Moreover, there is evidence that ACOs are striving to improve the quality of their services by using valid measures of their performance and making results available to the public and participating providers. Far more ACOs (84 percent) have an organized program to train clinical leaders in continuous quality improvement than non-ACOs (54 percent). Half of ACOs track and routinely share performance against measures with all members of the ACO. Of those currently sharing performance data, 91 percent are providing utilization measures by each setting of care as well as clinical quality measures by each setting of care. Eighty-seven percent are providing financial measures by each setting of care, and an equal percentage is providing patient satisfaction measures by setting of care.

Perceived Barriers

The study also identified perceived barriers. Hospitals preparing to participate in an ACO, as well as hospitals now participating in ACOs, said the most challenging barrier they perceived was reducing clinical variation.

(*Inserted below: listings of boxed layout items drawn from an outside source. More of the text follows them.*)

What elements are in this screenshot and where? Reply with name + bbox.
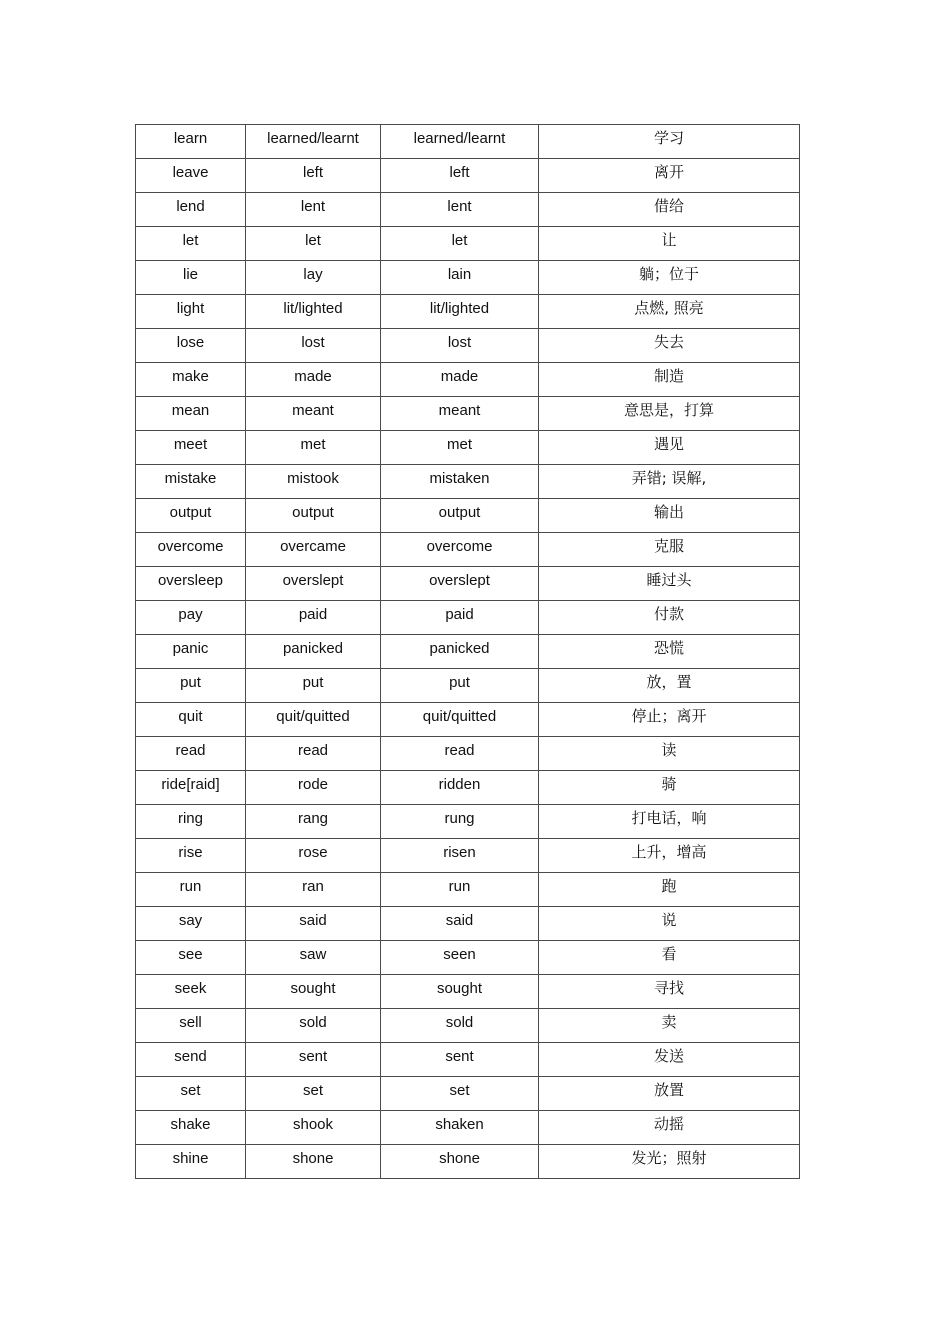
past-participle-cell: ridden: [381, 771, 539, 805]
past-participle-cell: learned/learnt: [381, 125, 539, 159]
past-participle-cell: set: [381, 1077, 539, 1111]
past-participle-cell: run: [381, 873, 539, 907]
past-participle-cell: panicked: [381, 635, 539, 669]
past-tense-cell: learned/learnt: [246, 125, 381, 159]
table-row: [136, 771, 800, 805]
past-participle-cell: said: [381, 907, 539, 941]
past-participle-cell: mistaken: [381, 465, 539, 499]
past-tense-cell: rose: [246, 839, 381, 873]
past-participle-cell: lain: [381, 261, 539, 295]
base-form-cell: see: [136, 941, 246, 975]
past-tense-cell: saw: [246, 941, 381, 975]
past-tense-cell: set: [246, 1077, 381, 1111]
chinese-meaning-cell: 发送: [539, 1043, 800, 1077]
past-tense-cell: overcame: [246, 533, 381, 567]
past-participle-cell: shone: [381, 1145, 539, 1179]
base-form-cell: set: [136, 1077, 246, 1111]
table-row: [136, 261, 800, 295]
table-row: [136, 805, 800, 839]
past-tense-cell: meant: [246, 397, 381, 431]
past-tense-cell: panicked: [246, 635, 381, 669]
chinese-meaning-cell: 骑: [539, 771, 800, 805]
past-participle-cell: met: [381, 431, 539, 465]
base-form-cell: mistake: [136, 465, 246, 499]
chinese-meaning-cell: 卖: [539, 1009, 800, 1043]
past-tense-cell: lent: [246, 193, 381, 227]
base-form-cell: run: [136, 873, 246, 907]
chinese-meaning-cell: 输出: [539, 499, 800, 533]
base-form-cell: sell: [136, 1009, 246, 1043]
table-row: [136, 975, 800, 1009]
base-form-cell: output: [136, 499, 246, 533]
past-tense-cell: output: [246, 499, 381, 533]
table-row: [136, 499, 800, 533]
table-row: [136, 533, 800, 567]
table-row: [136, 329, 800, 363]
table-row: [136, 635, 800, 669]
chinese-meaning-cell: 放，置: [539, 669, 800, 703]
past-tense-cell: lay: [246, 261, 381, 295]
past-tense-cell: shone: [246, 1145, 381, 1179]
table-row: [136, 941, 800, 975]
base-form-cell: send: [136, 1043, 246, 1077]
chinese-meaning-cell: 弄错; 误解,: [539, 465, 800, 499]
past-participle-cell: output: [381, 499, 539, 533]
table-row: [136, 1111, 800, 1145]
chinese-meaning-cell: 看: [539, 941, 800, 975]
past-tense-cell: said: [246, 907, 381, 941]
chinese-meaning-cell: 让: [539, 227, 800, 261]
base-form-cell: say: [136, 907, 246, 941]
table-row: [136, 295, 800, 329]
table-row: [136, 737, 800, 771]
chinese-meaning-cell: 停止；离开: [539, 703, 800, 737]
table-row: [136, 1043, 800, 1077]
past-participle-cell: left: [381, 159, 539, 193]
past-tense-cell: overslept: [246, 567, 381, 601]
past-tense-cell: ran: [246, 873, 381, 907]
chinese-meaning-cell: 寻找: [539, 975, 800, 1009]
base-form-cell: quit: [136, 703, 246, 737]
past-tense-cell: lit/lighted: [246, 295, 381, 329]
table-row: [136, 873, 800, 907]
past-tense-cell: quit/quitted: [246, 703, 381, 737]
base-form-cell: pay: [136, 601, 246, 635]
past-participle-cell: seen: [381, 941, 539, 975]
chinese-meaning-cell: 睡过头: [539, 567, 800, 601]
chinese-meaning-cell: 学习: [539, 125, 800, 159]
table-row: [136, 839, 800, 873]
past-participle-cell: put: [381, 669, 539, 703]
chinese-meaning-cell: 动摇: [539, 1111, 800, 1145]
table-row: [136, 907, 800, 941]
base-form-cell: leave: [136, 159, 246, 193]
past-tense-cell: rang: [246, 805, 381, 839]
verb-table-body: [136, 125, 800, 1179]
past-participle-cell: lent: [381, 193, 539, 227]
past-participle-cell: lit/lighted: [381, 295, 539, 329]
base-form-cell: seek: [136, 975, 246, 1009]
chinese-meaning-cell: 离开: [539, 159, 800, 193]
chinese-meaning-cell: 读: [539, 737, 800, 771]
table-row: [136, 601, 800, 635]
table-row: [136, 669, 800, 703]
base-form-cell: light: [136, 295, 246, 329]
table-row: [136, 1077, 800, 1111]
past-tense-cell: made: [246, 363, 381, 397]
chinese-meaning-cell: 放置: [539, 1077, 800, 1111]
chinese-meaning-cell: 失去: [539, 329, 800, 363]
chinese-meaning-cell: 发光；照射: [539, 1145, 800, 1179]
chinese-meaning-cell: 意思是，打算: [539, 397, 800, 431]
base-form-cell: shake: [136, 1111, 246, 1145]
base-form-cell: lose: [136, 329, 246, 363]
past-participle-cell: made: [381, 363, 539, 397]
base-form-cell: panic: [136, 635, 246, 669]
base-form-cell: meet: [136, 431, 246, 465]
base-form-cell: lend: [136, 193, 246, 227]
past-participle-cell: read: [381, 737, 539, 771]
past-participle-cell: quit/quitted: [381, 703, 539, 737]
base-form-cell: oversleep: [136, 567, 246, 601]
chinese-meaning-cell: 跑: [539, 873, 800, 907]
past-participle-cell: shaken: [381, 1111, 539, 1145]
past-tense-cell: left: [246, 159, 381, 193]
past-tense-cell: put: [246, 669, 381, 703]
base-form-cell: shine: [136, 1145, 246, 1179]
base-form-cell: lie: [136, 261, 246, 295]
table-row: [136, 567, 800, 601]
base-form-cell: overcome: [136, 533, 246, 567]
past-participle-cell: meant: [381, 397, 539, 431]
past-tense-cell: sought: [246, 975, 381, 1009]
past-participle-cell: sent: [381, 1043, 539, 1077]
base-form-cell: let: [136, 227, 246, 261]
table-row: [136, 431, 800, 465]
base-form-cell: ring: [136, 805, 246, 839]
chinese-meaning-cell: 借给: [539, 193, 800, 227]
past-participle-cell: lost: [381, 329, 539, 363]
base-form-cell: make: [136, 363, 246, 397]
table-row: [136, 465, 800, 499]
past-participle-cell: sought: [381, 975, 539, 1009]
irregular-verb-table: [135, 124, 800, 1179]
past-tense-cell: lost: [246, 329, 381, 363]
base-form-cell: mean: [136, 397, 246, 431]
table-row: [136, 125, 800, 159]
table-row: [136, 397, 800, 431]
base-form-cell: learn: [136, 125, 246, 159]
past-tense-cell: sent: [246, 1043, 381, 1077]
chinese-meaning-cell: 克服: [539, 533, 800, 567]
chinese-meaning-cell: 遇见: [539, 431, 800, 465]
past-tense-cell: met: [246, 431, 381, 465]
past-tense-cell: sold: [246, 1009, 381, 1043]
table-row: [136, 703, 800, 737]
chinese-meaning-cell: 付款: [539, 601, 800, 635]
past-participle-cell: let: [381, 227, 539, 261]
past-participle-cell: overslept: [381, 567, 539, 601]
chinese-meaning-cell: 恐慌: [539, 635, 800, 669]
chinese-meaning-cell: 躺；位于: [539, 261, 800, 295]
past-tense-cell: read: [246, 737, 381, 771]
past-tense-cell: rode: [246, 771, 381, 805]
past-participle-cell: risen: [381, 839, 539, 873]
past-participle-cell: rung: [381, 805, 539, 839]
past-tense-cell: mistook: [246, 465, 381, 499]
past-tense-cell: let: [246, 227, 381, 261]
past-tense-cell: paid: [246, 601, 381, 635]
base-form-cell: put: [136, 669, 246, 703]
table-row: [136, 363, 800, 397]
base-form-cell: read: [136, 737, 246, 771]
chinese-meaning-cell: 点燃, 照亮: [539, 295, 800, 329]
table-row: [136, 227, 800, 261]
chinese-meaning-cell: 上升，增高: [539, 839, 800, 873]
table-row: [136, 193, 800, 227]
chinese-meaning-cell: 制造: [539, 363, 800, 397]
chinese-meaning-cell: 打电话，响: [539, 805, 800, 839]
table-row: [136, 1145, 800, 1179]
table-row: [136, 159, 800, 193]
chinese-meaning-cell: 说: [539, 907, 800, 941]
past-tense-cell: shook: [246, 1111, 381, 1145]
base-form-cell: rise: [136, 839, 246, 873]
past-participle-cell: overcome: [381, 533, 539, 567]
table-row: [136, 1009, 800, 1043]
past-participle-cell: sold: [381, 1009, 539, 1043]
base-form-cell: ride[raid]: [136, 771, 246, 805]
past-participle-cell: paid: [381, 601, 539, 635]
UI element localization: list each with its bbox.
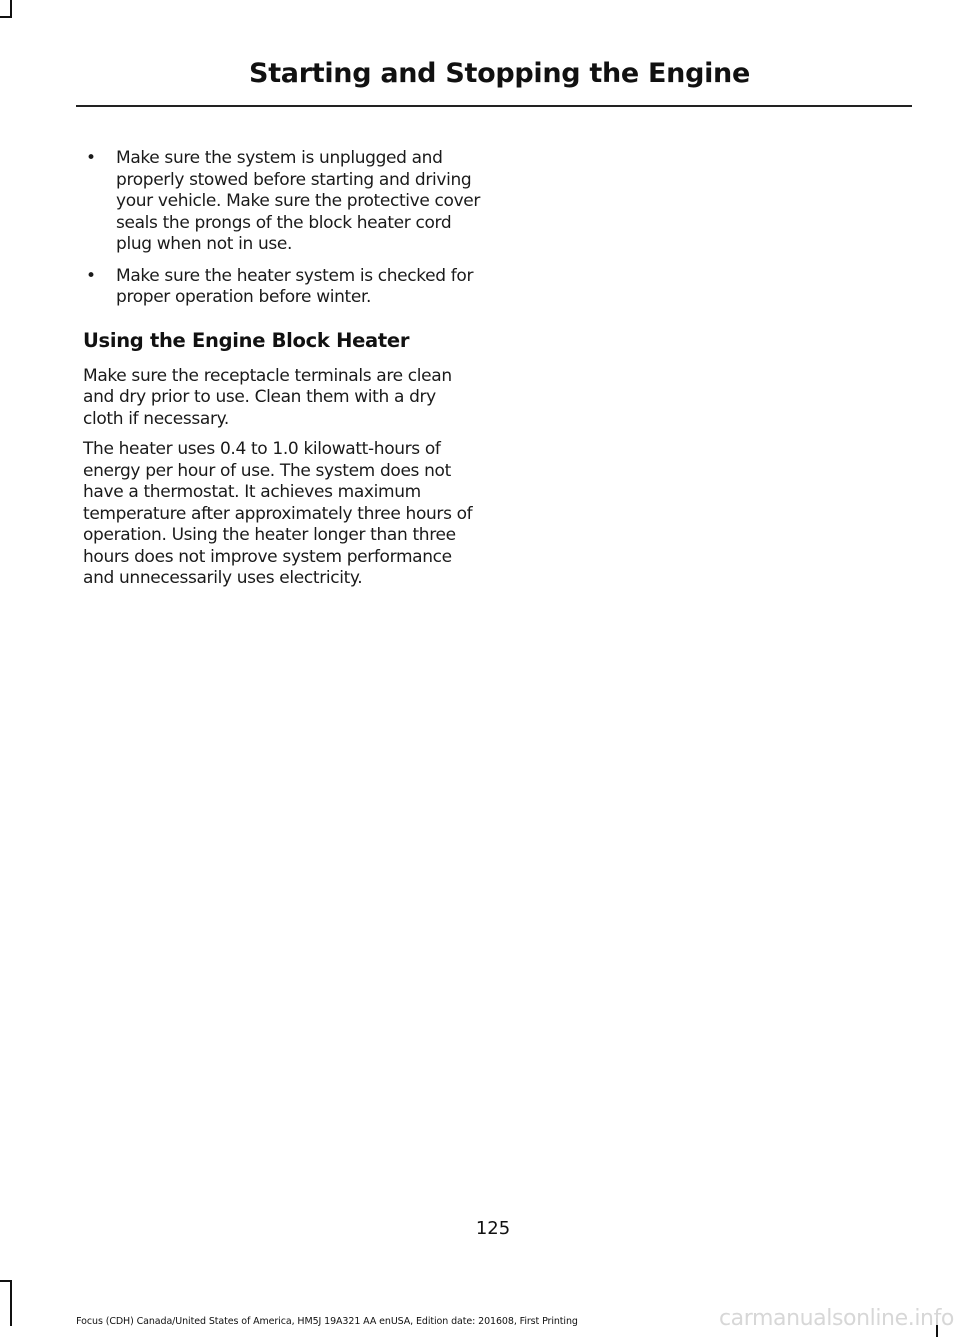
main-content — [83, 148, 481, 599]
crop-mark-top-left-horizontal — [0, 16, 12, 18]
paragraph: Make sure the receptacle terminals are clean and dry prior to use. Clean them with a dry cloth if necessary. — [83, 365, 452, 429]
list-item — [83, 148, 481, 256]
bullet-icon: • — [86, 148, 96, 168]
crop-mark-top-left-vertical — [10, 0, 12, 16]
page-header-title: Starting and Stopping the Engine — [249, 58, 750, 89]
header-divider — [76, 105, 912, 107]
paragraph: The heater uses 0.4 to 1.0 kilowatt-hours of energy per hour of use. The system does not have a thermostat. It achieves maximum temperature after approximately three hours of operation. Using the heater longer than three hours does not improve system performance and unnecessarily uses electricity. — [83, 439, 473, 588]
watermark: carmanualsonline.info — [718, 1306, 954, 1331]
bullet-icon: • — [86, 265, 96, 286]
crop-mark-bottom-left-horizontal — [0, 1280, 12, 1282]
bullet-list — [83, 148, 481, 309]
bullet-text: Make sure the system is unplugged and properly stowed before starting and driving your vehicle. Make sure the protective cover seals the prongs of the block heater cord plug when not in use. — [116, 148, 481, 254]
section-heading: Using the Engine Block Heater — [83, 328, 410, 352]
bullet-text: Make sure the heater system is checked for proper operation before winter. — [116, 265, 474, 307]
edition-footer: Focus (CDH) Canada/United States of America, HM5J 19A321 AA enUSA, Edition date: 201608, First Printing — [76, 1316, 578, 1327]
page-number: 125 — [475, 1218, 511, 1239]
list-item — [83, 266, 481, 309]
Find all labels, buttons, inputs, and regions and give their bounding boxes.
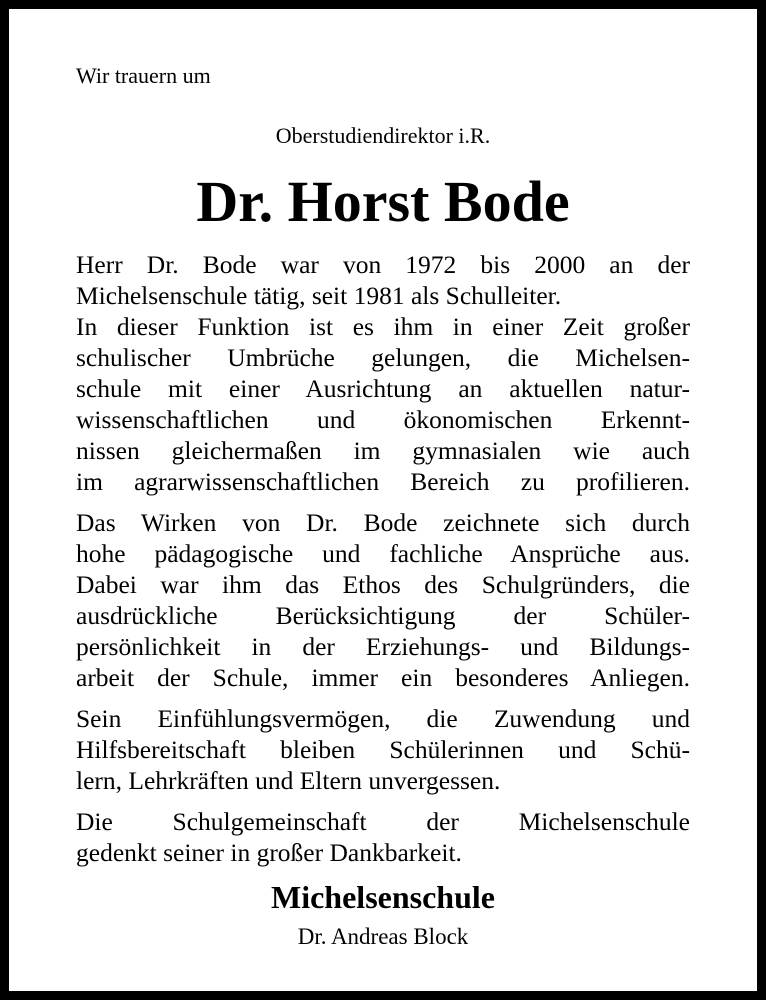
text-line: im agrarwissenschaftlichen Bereich zu profilieren. bbox=[76, 467, 690, 496]
paragraph-remembrance bbox=[76, 703, 690, 796]
paragraph-gratitude bbox=[76, 806, 690, 868]
text-line: arbeit der Schule, immer ein besonderes Anliegen. bbox=[76, 663, 690, 692]
text-line: Herr Dr. Bode war von 1972 bis 2000 an der bbox=[76, 250, 690, 279]
text-line: Die Schulgemeinschaft der Michelsenschule bbox=[76, 807, 690, 836]
notice-body bbox=[76, 249, 690, 878]
text-line: gedenkt seiner in großer Dankbarkeit. bbox=[76, 838, 462, 867]
paragraph-legacy bbox=[76, 507, 690, 693]
text-line: Hilfsbereitschaft bleiben Schülerinnen und Schü- bbox=[76, 735, 690, 764]
text-line: Dabei war ihm das Ethos des Schulgründers, die bbox=[76, 570, 690, 599]
signer-name: Dr. Andreas Block bbox=[297, 924, 469, 949]
text-line: Das Wirken von Dr. Bode zeichnete sich durch bbox=[76, 508, 690, 537]
paragraph-career bbox=[76, 249, 690, 497]
text-line: persönlichkeit in der Erziehungs- und Bildungs- bbox=[76, 632, 690, 661]
deceased-name: Dr. Horst Bode bbox=[196, 169, 570, 234]
obituary-notice bbox=[9, 9, 757, 991]
text-line: schule mit einer Ausrichtung an aktuellen natur- bbox=[76, 374, 690, 403]
text-line: wissenschaftlichen und ökonomischen Erkennt- bbox=[76, 405, 690, 434]
text-line: Sein Einfühlungsvermögen, die Zuwendung und bbox=[76, 704, 690, 733]
text-line: Michelsenschule tätig, seit 1981 als Schulleiter. bbox=[76, 281, 562, 310]
organization-name: Michelsenschule bbox=[271, 879, 495, 915]
text-line: nissen gleichermaßen im gymnasialen wie auch bbox=[76, 436, 690, 465]
text-line: In dieser Funktion ist es ihm in einer Zeit großer bbox=[76, 312, 690, 341]
text-line: ausdrückliche Berücksichtigung der Schüler- bbox=[76, 601, 690, 630]
title-prefix: Oberstudiendirektor i.R. bbox=[275, 123, 491, 148]
text-line: schulischer Umbrüche gelungen, die Michelsen- bbox=[76, 343, 690, 372]
intro-text: Wir trauern um bbox=[76, 63, 211, 88]
text-line: lern, Lehrkräften und Eltern unvergessen. bbox=[76, 766, 501, 795]
text-line: hohe pädagogische und fachliche Ansprüche aus. bbox=[76, 539, 690, 568]
signoff bbox=[9, 877, 757, 953]
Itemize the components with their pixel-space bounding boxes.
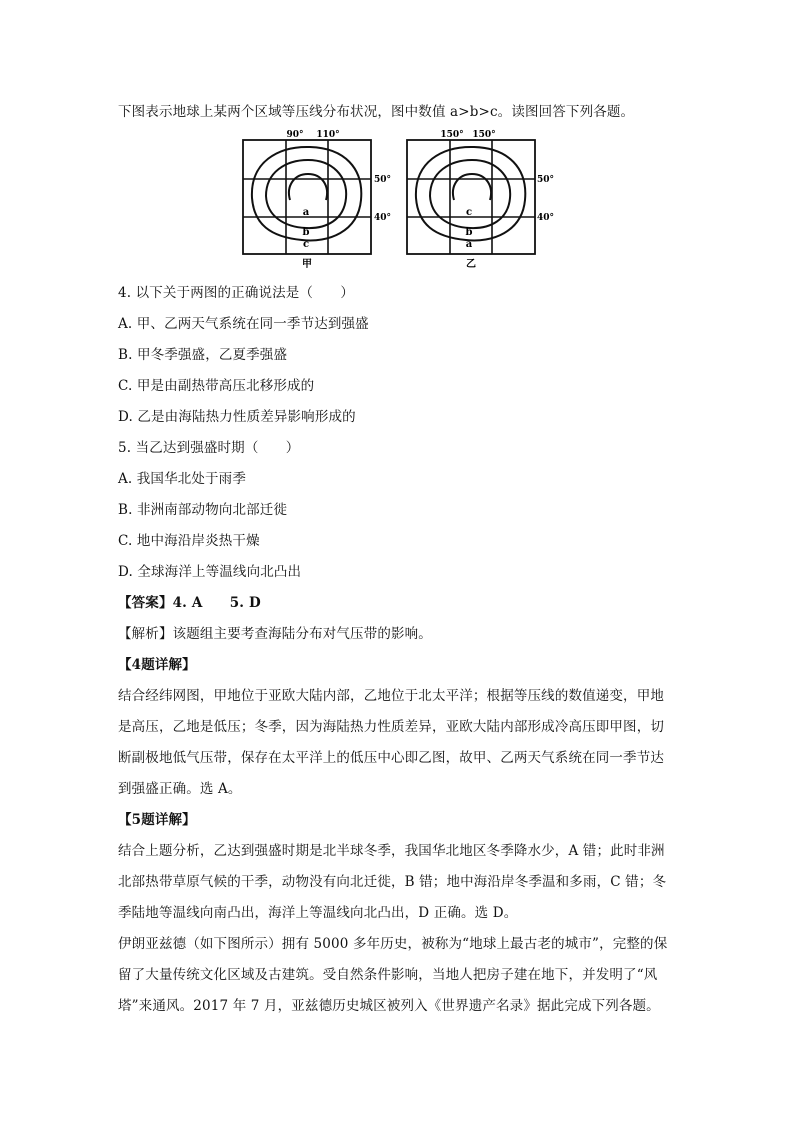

They said the least challenging barrier they perceived was developing a workable governance structure.


Hospitals preparing to participate in ACOs were far more likely to perceive the following four barriers as an "extreme challenge" than were hospitals that already are participating in ACOs:

  • aligning financial incentives (21 percent for hospitals preparing to participate in an ACO versus 6 percent for hospitals now participating in ACOs);
  • accessing capital and investing on a systemwide basis (16 percent for hospitals preparing to participate in an ACO versus 4 percent for hospitals now participating in ACOs);
  • raising start-up capital (19 percent for hospitals preparing to participate in an ACO versus 4 percent for hospitals now participating in ACOs);
  • increasing the size of the covered patient population (16 percent of hospitals preparing to participate in an ACO versus 4 percent for hospitals now participating in ACOs).

Finally, it appears that hospitals seeking to participate in an ACO are largely prepared to do so. They have the organizational and operational characteristics: They have established governance and legal structures, and they have the capabilities to manage their financial resources; share savings; and provide primary, acute and post-acute care.

Overall, our snapshot of ACO membership revealed that only a small portion of hospitals report that they belong to an ACO or that they are actively working to join an ACO. This number is likely to grow, as there is more evidence available to support the ACO model. Thus, it may be necessary to supplement this study by re-examining the differences in practices and structures of ACO hospitals. In the meantime, these findings suggest that the ACO model of care appears feasible from the hospital perspective as many hospitals interested in joining an ACO appear prepared to do so.

Kevin Kenward, Ph.D., is the director of research, and Nathan Bostick, M.A., M.P.P., is a senior researcher, both at the Health Research & Educational Trust.